Seja em formato de cursinho, com abordagens múltiplas, ou focados em uma única disciplina, todos apresentam características comuns que podem ser consideradas atrativos. Via de regra, os vídeos são curtos: variam de cinco a 15 minutos – nenhum dos entrevistados mostrou-se disposto a dedicar mais tempo do que isso a uma videoaula. Além disso, a maior parte do conteúdo é totalmente gratuito – há alguns com planos específicos de reforço que cobram um valor mensal, geralmente acessível

 

E nem só professores diplomados conquistam seu lugar no olimpo das videoaulas. Na lógica de apropriação e compartilhamento característica da geração nascida na era da internet, a estudante de História Débora Aladim começou a fazer vídeos aos 15 anos, para ajudar os colegas. Os vídeos simpáticos caíram no gosto dos alunos Brasil afora.

 

A facilidade de acesso é um dos fatores que ajuda alunos de diferentes faixas etárias e condições financeiras a se tornarem assíduos nos canais. O caráter democrático do conteúdo é elogiado por especialistas.
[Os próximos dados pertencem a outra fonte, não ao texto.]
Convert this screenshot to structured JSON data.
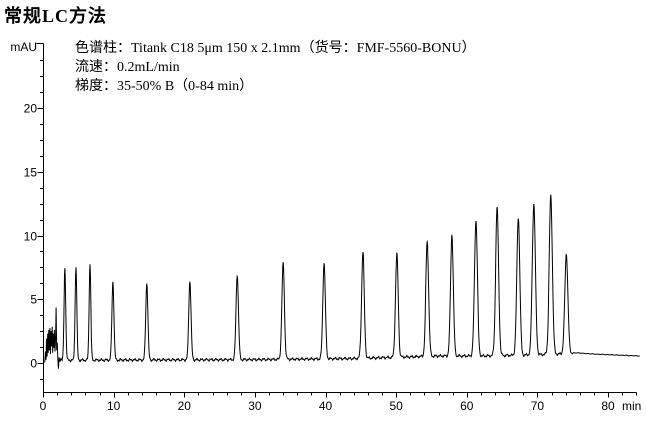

- É uma outra forma de se apropriar do conteúdo,e é de fácilacesso, gratuita. De certa forma, são modelos de estudo inclusivos – avalia a professora da Feevale Patrícia Scherer Bassani.

 

ALGUMAS OPÇÕES

 

Prefixos & Sufixos

YouTube Edu

Parceria entre a Fundação Lemann e o Google, a plataforma oferece conteúdos educacionais gratuitos em língua portuguesa. A curadoria dos vídeos foi feita por professores especialistas selecionados pelo Sistema de Ensino Poliedro e coordenados pela Fundação Lemann. Os conteúdos disponíveis são voltados para os níveis dos ensinos Fundamental e Médio, englobando as disciplinas de língua portuguesa, matemática, ciências (química, física e biologia), história, geografia e línguas espanhola e inglesa.

 

Me Salva

Guia do ENEM

Direitos Humanos e Redação

O canal reúne vídeos de curta duração, a maioria entre cinco e 15 minutos, sobre todas as disciplinas cobradas no ENEM – também há conteúdo voltado a quem já está no Ensino Superior. À medida que o exame se aproxima, também surgem vídeos com dicas sobre questões práticas da preparação para a prova, como formas de melhorar a rotina de sono, por exemplo. O acesso aos vídeos é gratuito, mas também há modalidades pagas.

 

Thermo-Dynamics

CrashCourse

Esse é para quem quer ir além do ENEM. Canal educacional americano com mais de 7 milhões de assinantes, o CrashCourse foi iniciado pelos irmãos Hank e John Green, que originalmente postavam vídeos sobre humanidades e ciências. A série cresceu e hoje aborda sociologia e ciência da computação, história do cinema, além de mitologia, física, filosofia, economia, astronomia, anatomia e fisiologia, história mundial, biologia, literatura, ecologia, química, psicologia e história e política dos EUA. Os vídeos são gratuitos e estão disponíveis apenas em inglês.